Em encontro promovido por ABM e SRI, Rio Grande do Norte adere ao Pacto Nacional contra o Feminicídio
Promovido pela ABM e pela SRI, o evento focado no Sistema Único de Segurança Pública, reuniu 400 inscritos em Natal e culminou na assinatura do Pacto Estadual Contra o Feminicídio pela governadora Fátima Bezerra, com a presença da ministra das Mulheres e da primeira-dama Janja Lula da Silva
O Rio Grande do Norte assinou nesta sexta-feira (26) o Pacto Estadual Contra o Feminicídio, em cerimônia realizada em Natal durante o evento “Diálogos Federativos: Sistema Único de Segurança Pública, caminhos para o fortalecimento da cooperação federativa”. A assinatura, feita pela governadora do estado, Fátima Bezerra, contou com a presença da ministra das Mulheres, Márcia Lopes, e da primeira-dama Janja Lula da Silva, e reforça o compromisso do estado com políticas de enfrentamento à violência contra as mulheres.
O encontro, que contou com a presença de 400 inscritos, foi promovido pela Associação Brasileira de Municípios (ABM), pela Secretaria de Relações Institucionais da Presidência da República (SRI), em parceria com o Ministério da Justiça e Segurança Pública e o Governo Estadual. A proposta envolveu discutir caminhos para integrar as ações de segurança pública entre União, estados e municípios, com foco direto no combate ao feminicídio.
Durante o evento, a ministra Márcia Lopes anunciou um investimento de R$ 19 milhões para a construção de uma Casa da Mulher Brasileira (CMB) no Rio Grande do Norte. O equipamento reúne, em um único espaço, serviços especializados de atendimento a mulheres em situação de violência, e representa um ganho direto para a gestão municipal, já que centraliza o acolhimento que hoje muitas vezes fica disperso entre diferentes órgãos.

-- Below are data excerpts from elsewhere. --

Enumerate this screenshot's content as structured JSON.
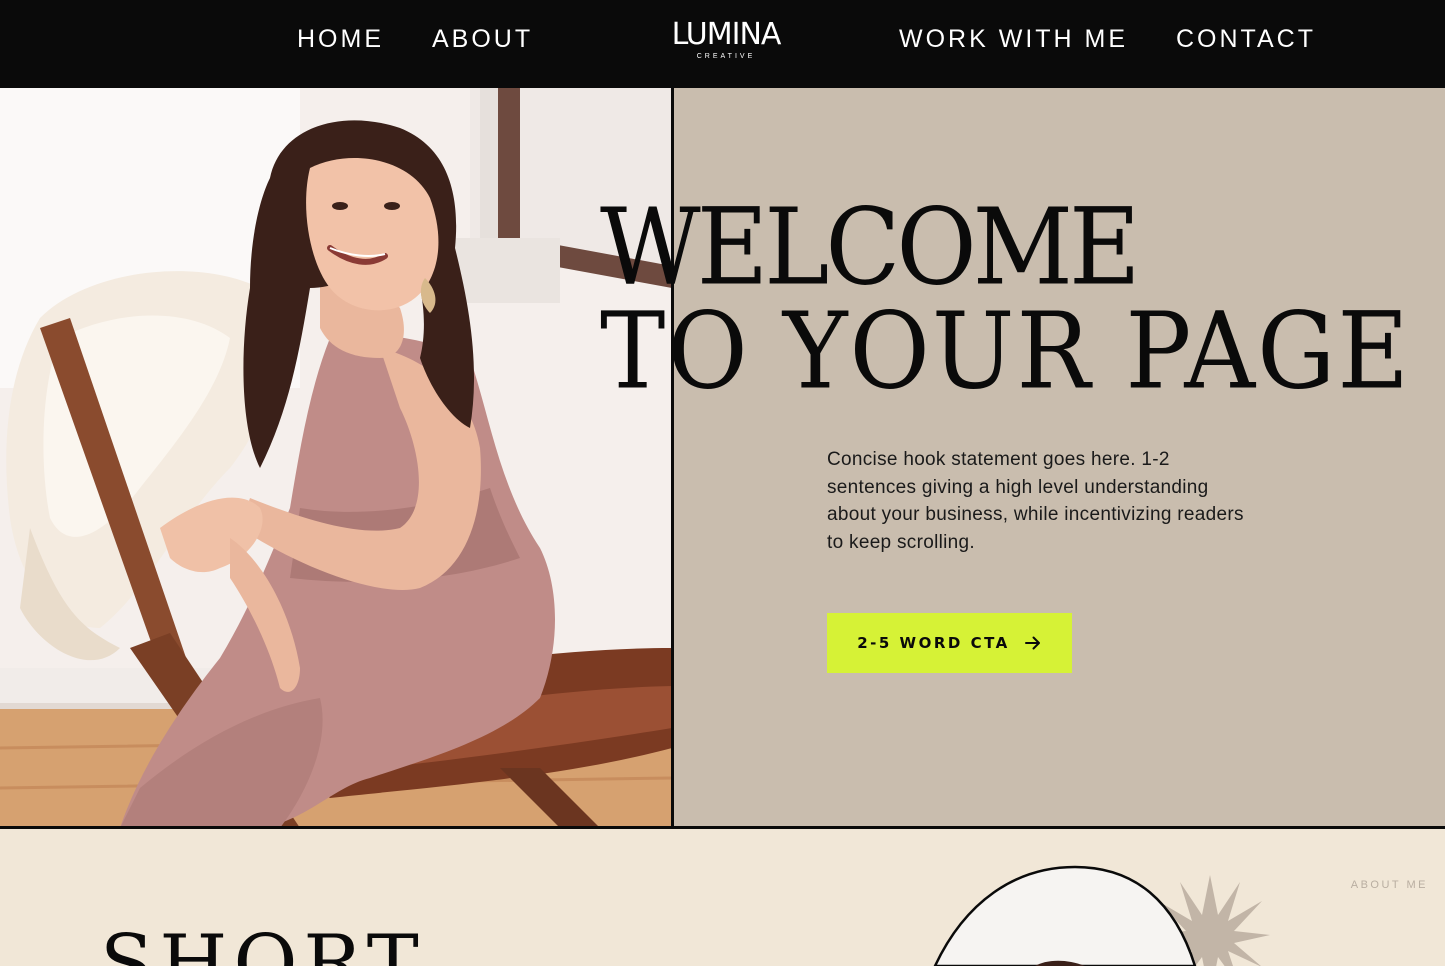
{
  "nav": {
    "home": "HOME",
    "about": "ABOUT",
    "logo": "LUMINA",
    "logo_sub": "CREATIVE",
    "work": "WORK WITH ME",
    "contact": "CONTACT"
  },
  "hero": {
    "headline_line1": "WELCOME",
    "headline_line2": "TO YOUR PAGE",
    "hook": "Concise hook statement goes here. 1-2 sentences giving a high level understanding about your business, while incentivizing readers to keep scrolling.",
    "cta_label": "2-5 WORD CTA",
    "cta_icon": "arrow-right-icon",
    "photo": "woman-seated-on-wooden-chair"
  },
  "about": {
    "tag": "ABOUT ME",
    "title": "SHORT"
  },
  "colors": {
    "nav_bg": "#0a0a0a",
    "hero_panel": "#c9bdae",
    "cta_bg": "#d6f236",
    "section_bg": "#f1e7d7"
  }
}
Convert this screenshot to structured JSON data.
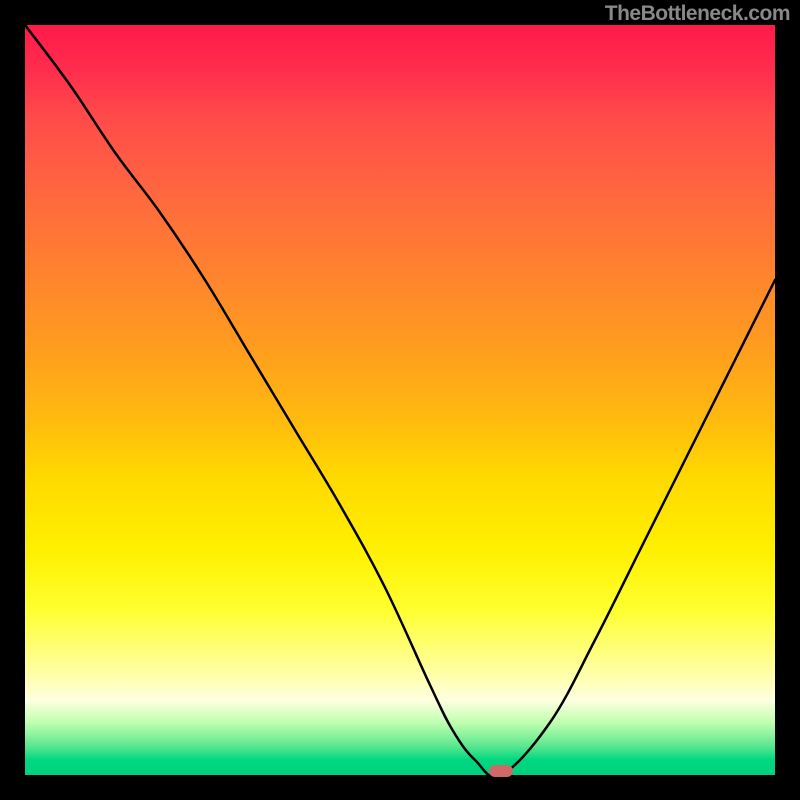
{
  "watermark": "TheBottleneck.com",
  "colors": {
    "gradient_top": "#ff1a4a",
    "gradient_mid": "#ffe000",
    "gradient_bottom": "#00d080",
    "curve": "#000000",
    "marker": "#d16868",
    "frame": "#000000"
  },
  "chart_data": {
    "type": "line",
    "title": "",
    "xlabel": "",
    "ylabel": "",
    "xlim": [
      0,
      100
    ],
    "ylim": [
      0,
      100
    ],
    "grid": false,
    "annotations": [
      "TheBottleneck.com"
    ],
    "series": [
      {
        "name": "bottleneck-curve",
        "x": [
          0,
          6,
          12,
          18,
          24,
          30,
          36,
          42,
          48,
          54,
          57,
          60,
          63.5,
          70,
          76,
          82,
          88,
          94,
          100
        ],
        "values": [
          100,
          92,
          83,
          75,
          66,
          56,
          46,
          36,
          25,
          12,
          6,
          2,
          0,
          7,
          18,
          30,
          42,
          54,
          66
        ]
      }
    ],
    "marker": {
      "x": 63.5,
      "y": 0
    }
  }
}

O papel dos municípios no Pacto
O secretário especial de Assuntos Federativos da SRI, Ilário Marques, destacou que o avanço de políticas e ações contra o feminicídio depende da atuação conjunta entre estados, municípios e sociedade civil. Segundo ele, a SRI tem buscado fortalecer o diálogo com entidades municipalistas, entre elas a ABM, justamente para garantir que essa articulação chegue à ponta, onde o atendimento às mulheres de fato acontece.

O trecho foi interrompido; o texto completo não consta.